What are the biggest challenges in your job?
One of our challenges is connecting with the senior community. That’s been a big challenge for our program. People I work with are super surprised to hear that this program exists, just as I was when I went for the position. I was like people do that? People teach you how to ride the bus? Where was that when I was trying to ride the bus? And I think, protective parents. I work with a lot of students and people with disabilities, and the parents or the guardian has had to protect them their whole life (have a hard time) pushing them out of the nest a little bit and trusting me to take their child out and trust that I can judge that they’re safe to do this.
WORKING IN CLARK COUNTY
Working in Clark County, a brief profile of interesting Clark County business owners or a worker in the public, private, or nonprofit sector. Send ideas to Lyndsey Hewitt:
firstname.lastname@example.org; fax 360-735-4598; phone 360-735-4550.
Fisher’s Landing Transit Center
3510 S.E. 164th Ave., Vancouver
Contact: To get in touch with a C-Tran travel trainer, call 360-906-RIDE (7433) or send an email to email@example.com. There’s no eligibility requirement, and it’s free.
Revenue: C-Tran’s budget for Travel Training, according to spokeswoman Chris Selk, equals $246,144, or 0.4 percent of C-Tran’s total budget. Grant revenue funds the majority of that dollar amount, she said. According to C-Tran’s budget, which is accessible online, in 2015-2016 it received $15.3 million in revenue from passenger fares. Last month the agency saw 565,979 passenger trips; in all of 2018, according to recordkeeping at The Columbian, the agency saw 6,215,778 passenger trips.
Number of employees: Two employees make up C-Tran’s travel training department, Jade Dudley and Veronica Marti.

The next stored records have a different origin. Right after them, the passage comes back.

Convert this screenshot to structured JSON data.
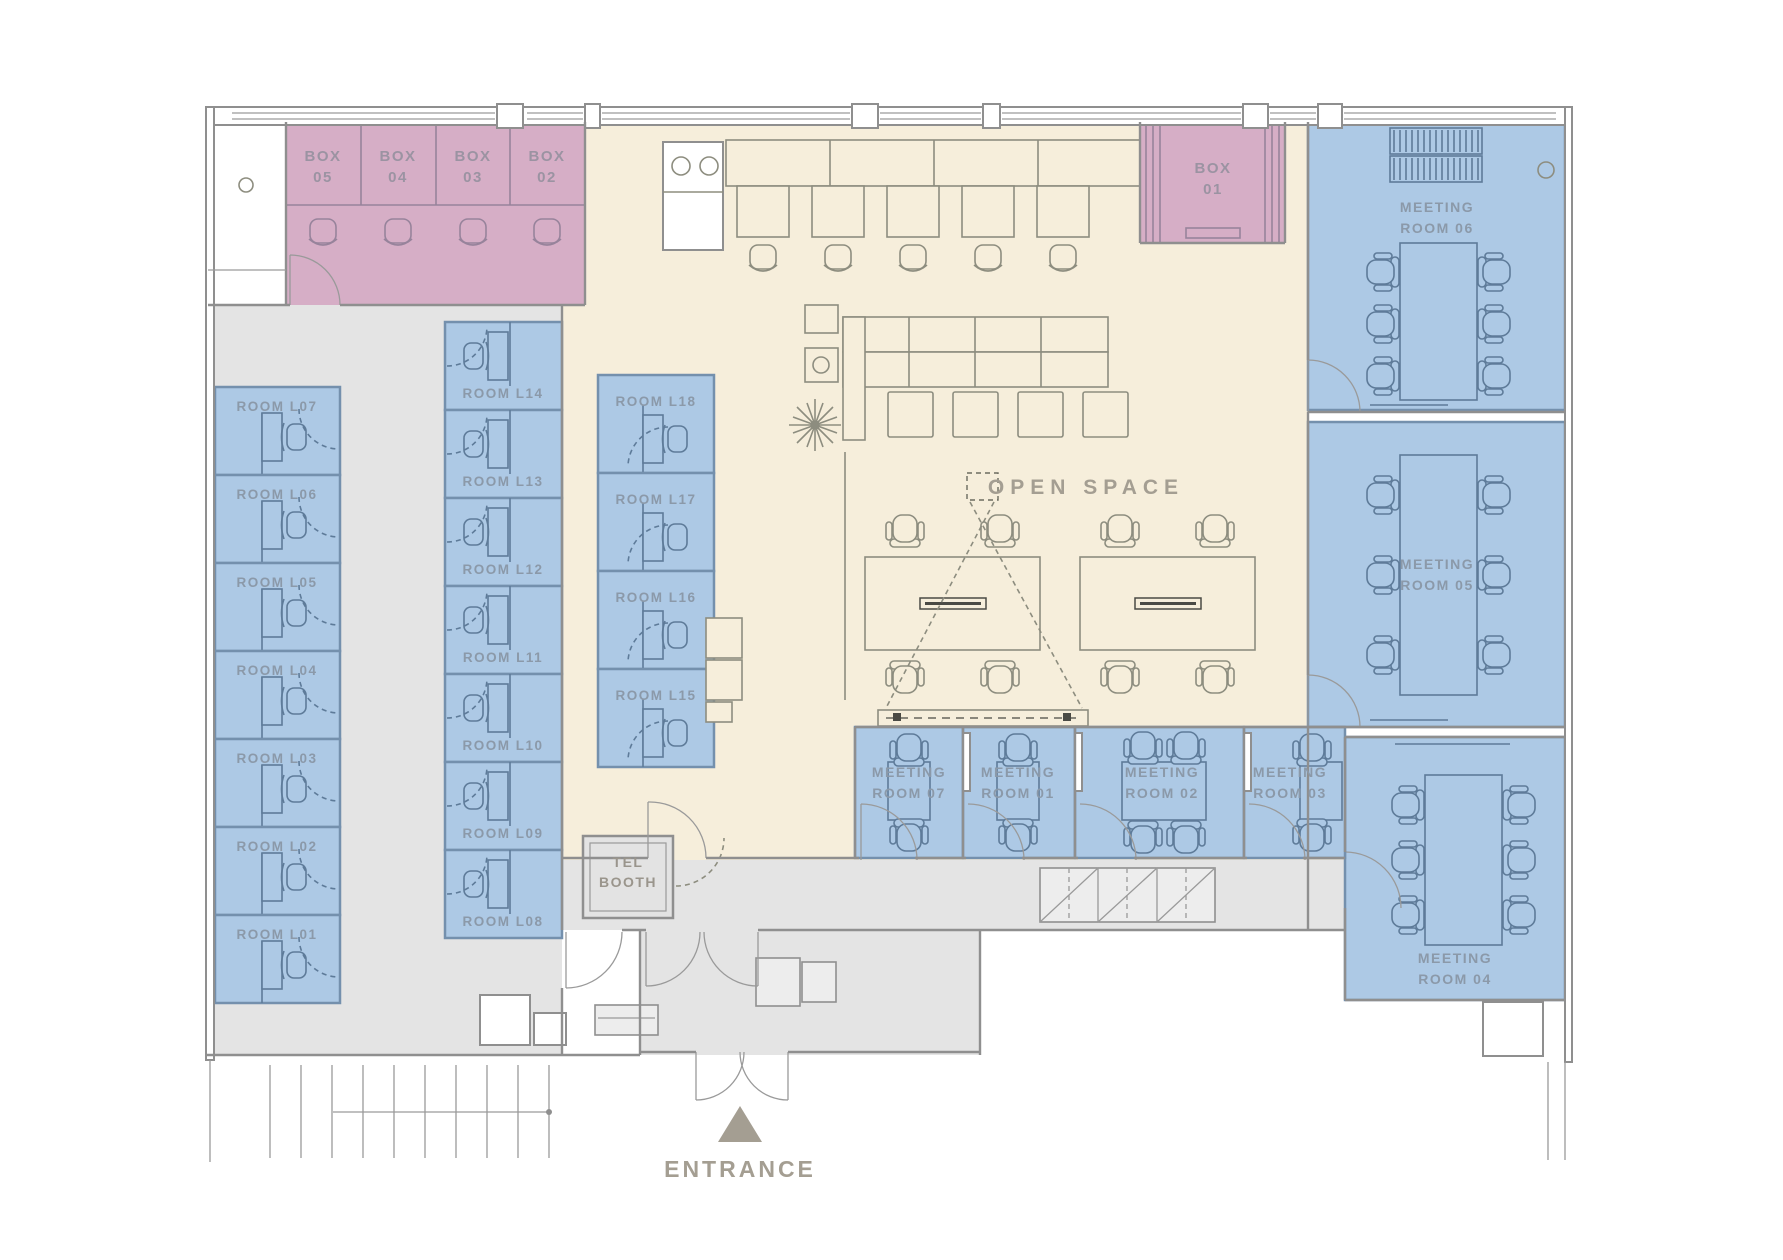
{
  "plan_title": "Office floor plan",
  "colors": {
    "room_blue": "#adc9e5",
    "box_pink": "#d6aec6",
    "floor_cream": "#f6eedb",
    "corridor_gray": "#e4e4e4",
    "label_tan": "#a49e92",
    "label_blue_gray": "#8b99a9"
  },
  "box_row": [
    {
      "t": "BOX",
      "n": "05"
    },
    {
      "t": "BOX",
      "n": "04"
    },
    {
      "t": "BOX",
      "n": "03"
    },
    {
      "t": "BOX",
      "n": "02"
    }
  ],
  "box01": {
    "t": "BOX",
    "n": "01"
  },
  "left_rooms": [
    "ROOM L07",
    "ROOM L06",
    "ROOM L05",
    "ROOM L04",
    "ROOM L03",
    "ROOM L02",
    "ROOM L01"
  ],
  "mid_rooms": [
    "ROOM L14",
    "ROOM L13",
    "ROOM L12",
    "ROOM L11",
    "ROOM L10",
    "ROOM L09",
    "ROOM L08"
  ],
  "right_rooms": [
    "ROOM L18",
    "ROOM L17",
    "ROOM L16",
    "ROOM L15"
  ],
  "meeting": {
    "m06": {
      "a": "MEETING",
      "b": "ROOM 06"
    },
    "m05": {
      "a": "MEETING",
      "b": "ROOM 05"
    },
    "m04": {
      "a": "MEETING",
      "b": "ROOM 04"
    },
    "m07": {
      "a": "MEETING",
      "b": "ROOM 07"
    },
    "m01": {
      "a": "MEETING",
      "b": "ROOM 01"
    },
    "m02": {
      "a": "MEETING",
      "b": "ROOM 02"
    },
    "m03": {
      "a": "MEETING",
      "b": "ROOM 03"
    }
  },
  "open_space": "OPEN SPACE",
  "tel_booth": {
    "a": "TEL",
    "b": "BOOTH"
  },
  "entrance": "ENTRANCE"
}
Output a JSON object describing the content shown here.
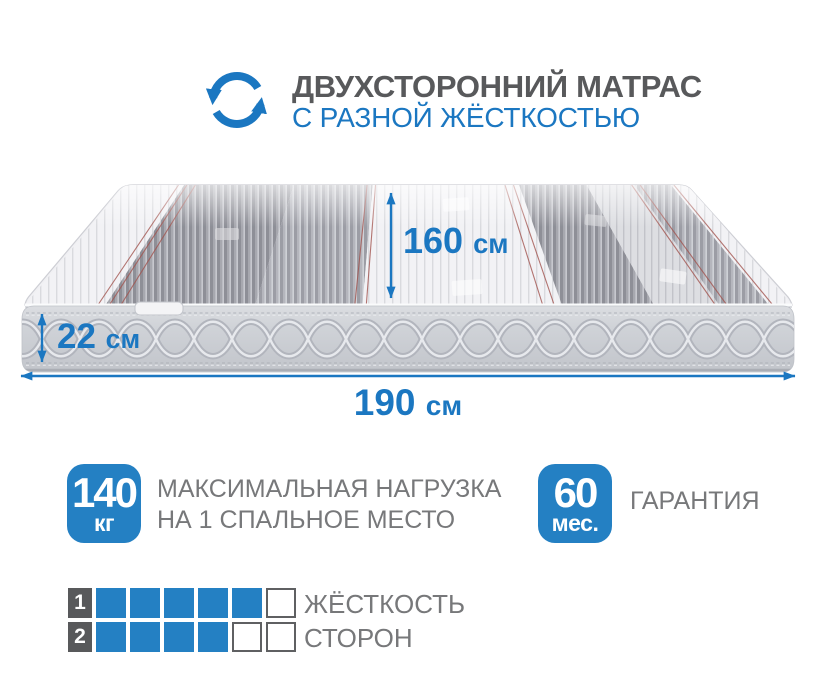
{
  "colors": {
    "accent_blue": "#1b77c1",
    "badge_blue": "#2480c3",
    "title_gray": "#58595b",
    "text_gray": "#77787a",
    "red_pinstripe": "#a2544f"
  },
  "header": {
    "icon": "rotate-arrows-icon",
    "title": "ДВУХСТОРОННИЙ МАТРАС",
    "subtitle": "С РАЗНОЙ ЖЁСТКОСТЬЮ"
  },
  "mattress": {
    "depth": {
      "value": "160",
      "unit": "см"
    },
    "height": {
      "value": "22",
      "unit": "см"
    },
    "length": {
      "value": "190",
      "unit": "см"
    }
  },
  "features": {
    "max_load": {
      "value": "140",
      "unit": "кг",
      "line1": "МАКСИМАЛЬНАЯ НАГРУЗКА",
      "line2": "НА 1 СПАЛЬНОЕ МЕСТО"
    },
    "warranty": {
      "value": "60",
      "unit": "мес.",
      "label": "ГАРАНТИЯ"
    }
  },
  "hardness_scale": {
    "label_line1": "ЖЁСТКОСТЬ",
    "label_line2": "СТОРОН",
    "rows": [
      {
        "side": "1",
        "filled": 5,
        "total": 6
      },
      {
        "side": "2",
        "filled": 4,
        "total": 6
      }
    ]
  }
}
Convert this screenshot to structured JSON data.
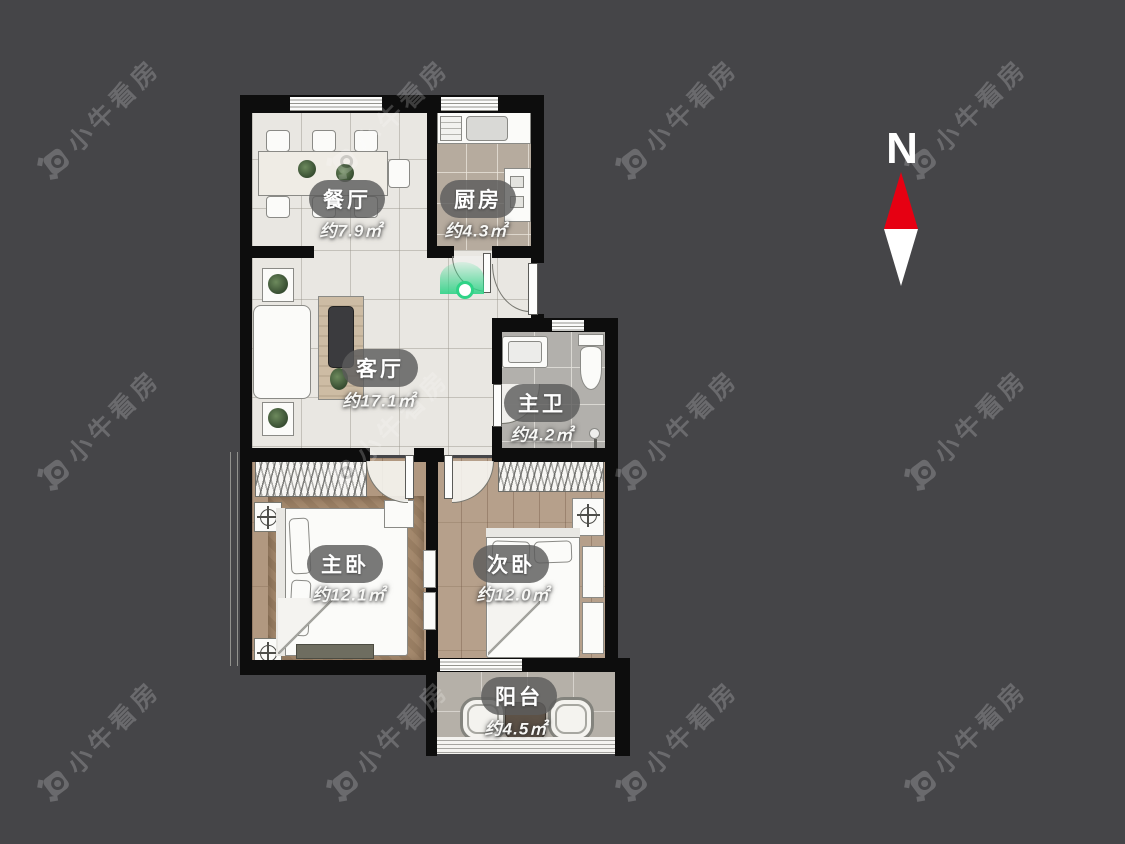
{
  "title": "户型图",
  "compass": {
    "label": "N"
  },
  "watermark": {
    "text": "小牛看房"
  },
  "rooms": {
    "dining": {
      "name": "餐厅",
      "area": "约7.9㎡"
    },
    "kitchen": {
      "name": "厨房",
      "area": "约4.3㎡"
    },
    "living": {
      "name": "客厅",
      "area": "约17.1㎡"
    },
    "master_bath": {
      "name": "主卫",
      "area": "约4.2㎡"
    },
    "master_bedroom": {
      "name": "主卧",
      "area": "约12.1㎡"
    },
    "second_bedroom": {
      "name": "次卧",
      "area": "约12.0㎡"
    },
    "balcony": {
      "name": "阳台",
      "area": "约4.5㎡"
    }
  },
  "colors": {
    "background": "#454548",
    "wall": "#0d0d0d",
    "north_arrow_red": "#e60012",
    "entry_marker_green": "#2fd387"
  }
}
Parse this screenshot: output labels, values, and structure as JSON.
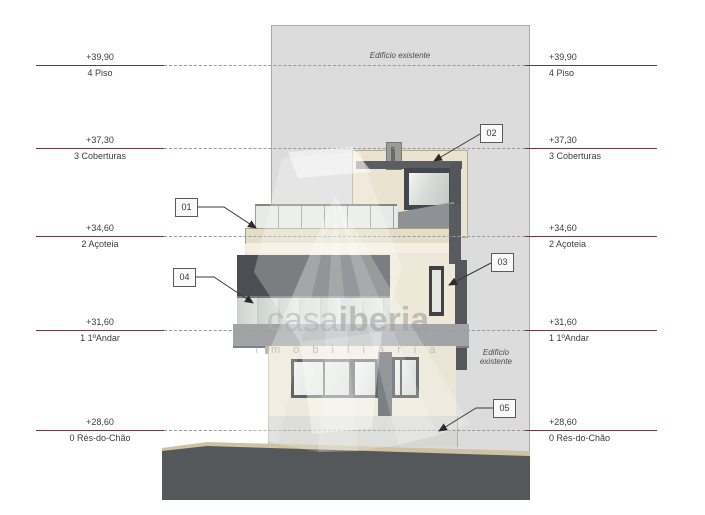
{
  "drawing": {
    "existing_building_top": "Edifício existente",
    "existing_building_side": {
      "line1": "Edifício",
      "line2": "existente"
    }
  },
  "levels": [
    {
      "value": "+39,90",
      "label": "4 Piso"
    },
    {
      "value": "+37,30",
      "label": "3 Coberturas"
    },
    {
      "value": "+34,60",
      "label": "2 Açoteia"
    },
    {
      "value": "+31,60",
      "label": "1 1ºAndar"
    },
    {
      "value": "+28,60",
      "label": "0 Rés-do-Chão"
    }
  ],
  "callouts": [
    {
      "label": "01"
    },
    {
      "label": "02"
    },
    {
      "label": "03"
    },
    {
      "label": "04"
    },
    {
      "label": "05"
    }
  ],
  "watermark": {
    "brand_light": "casa",
    "brand_bold": "iberia",
    "subtitle": "i m o b i l i á r i a"
  },
  "colors": {
    "level_line": "#6e3c3c",
    "panel_gray": "#dcdcdc",
    "building_cream": "#ece6d6",
    "frame_dark": "#3e4246",
    "ground_dark": "#55585b",
    "curb_tan": "#cdc3a2"
  }
}
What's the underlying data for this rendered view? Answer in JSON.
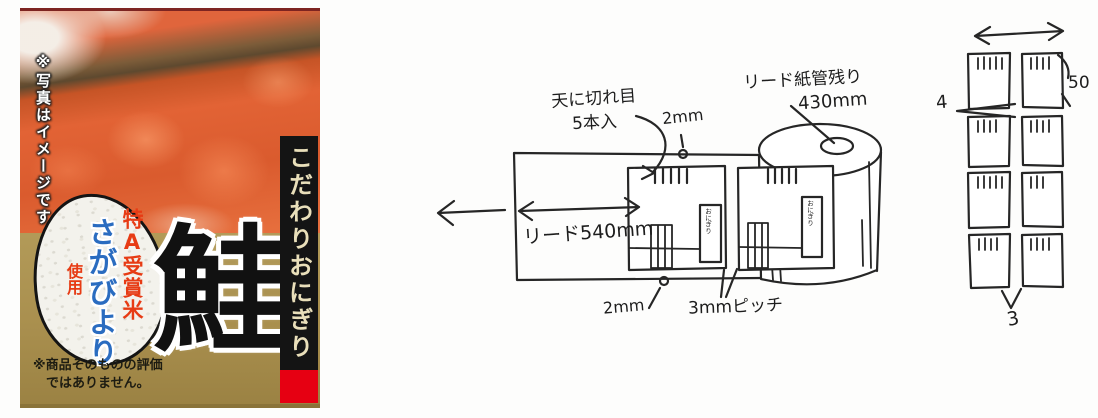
{
  "product_label": {
    "photo_note": "※写真はイメージです",
    "banner_text": "こだわりおにぎり",
    "product_name": "鮭",
    "rice_badge": {
      "award": "特A受賞米",
      "brand": "さがびより",
      "usage": "使用"
    },
    "disclaimer_line1": "※商品そのものの評価",
    "disclaimer_line2": "ではありません。",
    "colors": {
      "gold": "#ab9350",
      "banner_black": "#141414",
      "accent_red": "#e60012",
      "award_red": "#e73b14",
      "brand_blue": "#2a6cc0"
    }
  },
  "film_sketch": {
    "cut_note_line1": "天に切れ目",
    "cut_note_line2": "5本入",
    "top_gap": "2mm",
    "roll_note_line1": "リード紙管残り",
    "roll_note_line2": "430mm",
    "lead_length": "リード540mm",
    "bottom_gap": "2mm",
    "pitch": "3mmピッチ",
    "mini_package_label": "おにぎり"
  },
  "grid_sketch": {
    "height_label": "50",
    "gap_label": "4",
    "bottom_label": "3"
  }
}
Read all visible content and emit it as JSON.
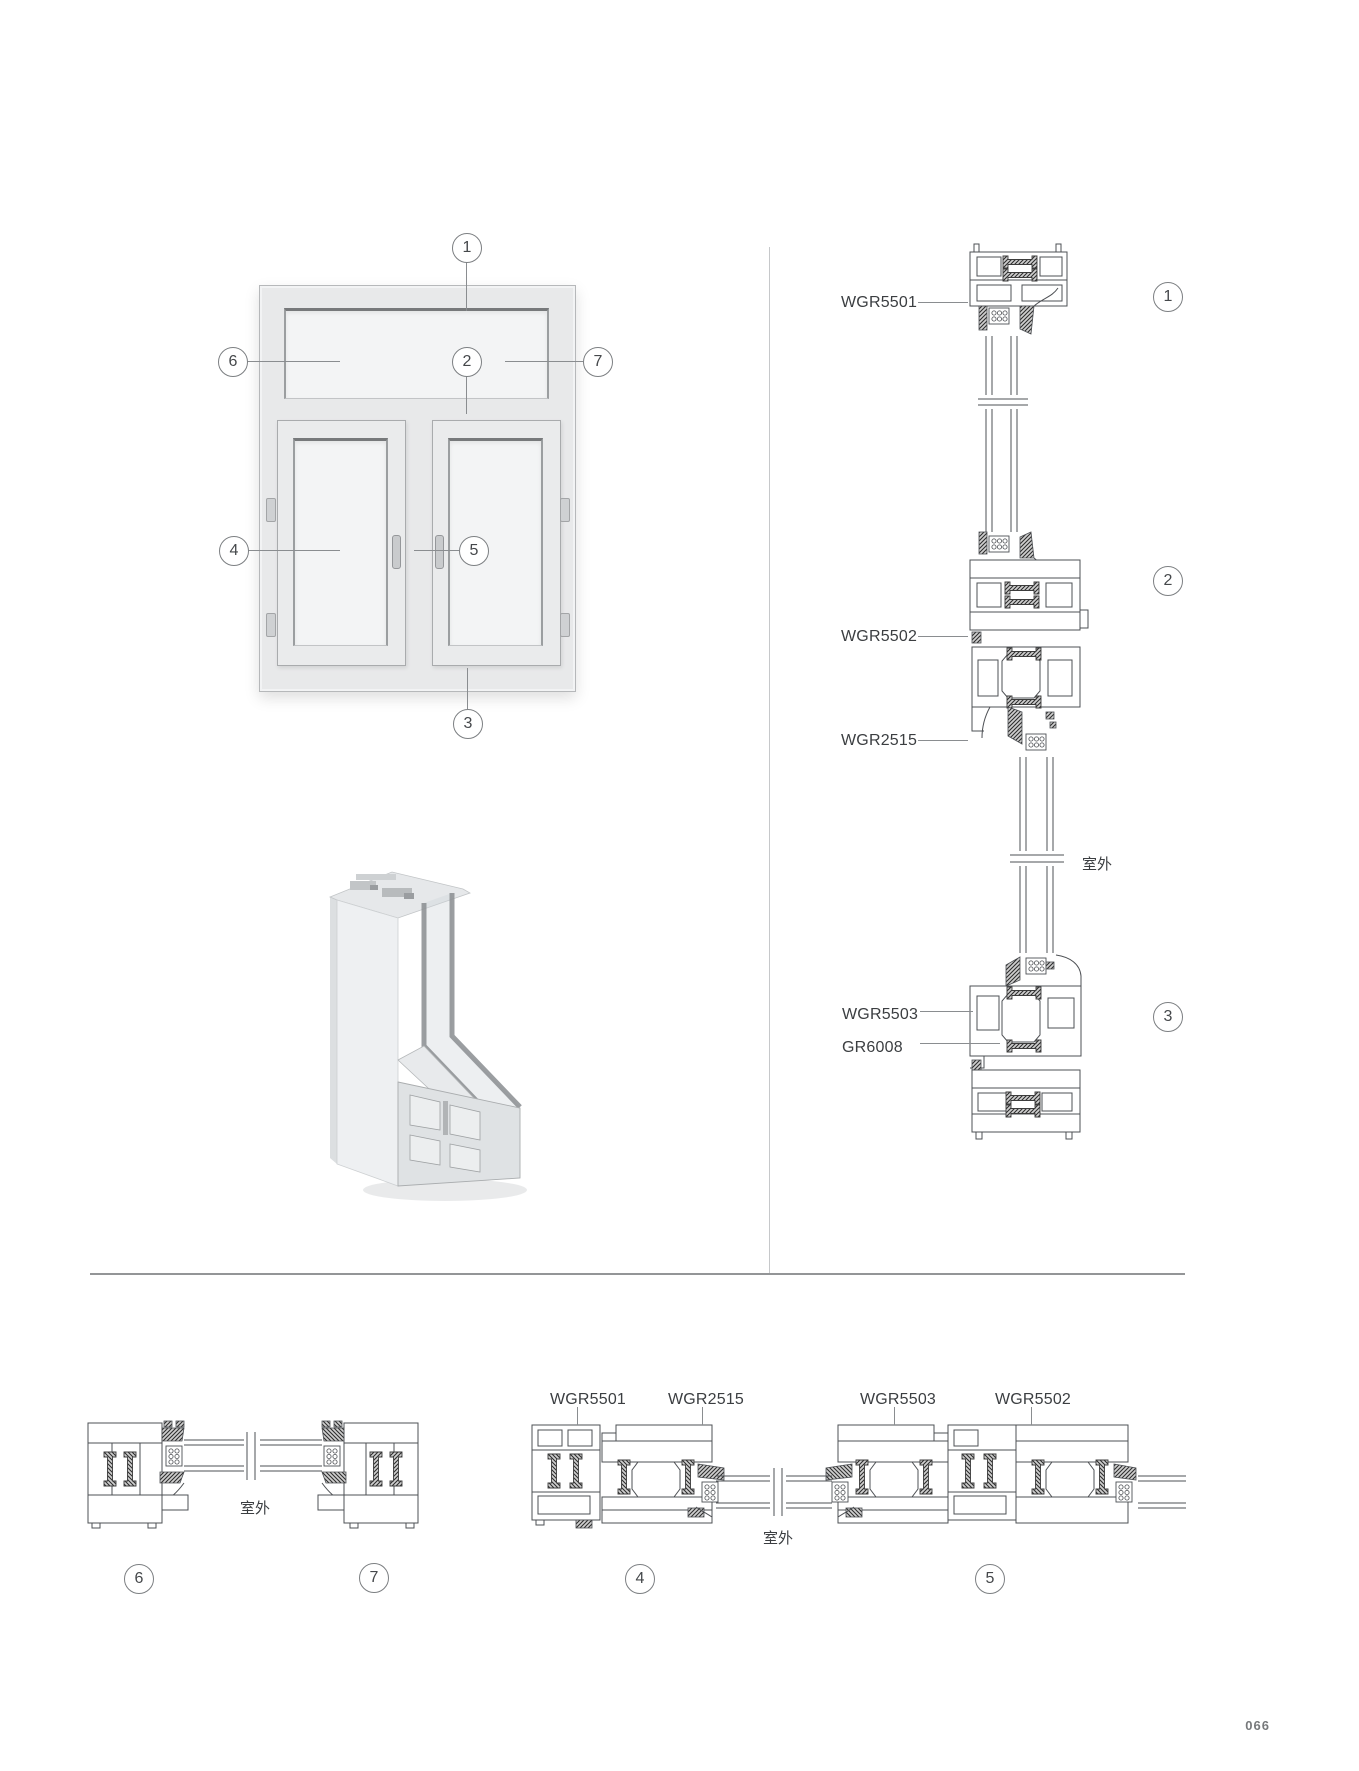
{
  "page": {
    "number": "066"
  },
  "colors": {
    "line": "#4d5054",
    "label_text": "#3b3e41",
    "divider": "#97999c",
    "frame_fill": "#e8e9ea",
    "glass_fill": "#f3f4f5",
    "hatch_dark": "#2e2e2e"
  },
  "elevation": {
    "callouts": [
      "1",
      "2",
      "3",
      "4",
      "5",
      "6",
      "7"
    ]
  },
  "vertical_section": {
    "labels": [
      "WGR5501",
      "WGR5502",
      "WGR2515",
      "WGR5503",
      "GR6008"
    ],
    "outdoor_label": "室外",
    "callouts": [
      "1",
      "2",
      "3"
    ]
  },
  "bottom_left_section": {
    "outdoor_label": "室外",
    "callouts": [
      "6",
      "7"
    ]
  },
  "bottom_right_section": {
    "labels": [
      "WGR5501",
      "WGR2515",
      "WGR5503",
      "WGR5502"
    ],
    "outdoor_label": "室外",
    "callouts": [
      "4",
      "5"
    ]
  }
}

Bureau of Labor Statistics Job Outlook: The bureau doesn’t specifically track the travel trainer occupation, but Dudley’s job working with seniors and those with disabilities could apply to health aides or personal care aides. The bureau projects it to grow 41 percent through 2026. “As the baby-boom population ages and the elderly population grows, the demand for the services of home health aides and personal care aides will continue to increase,” the bureau reports. C-Tran pays travel trainers between $21.01 to $27.46 per hour, according to Selk.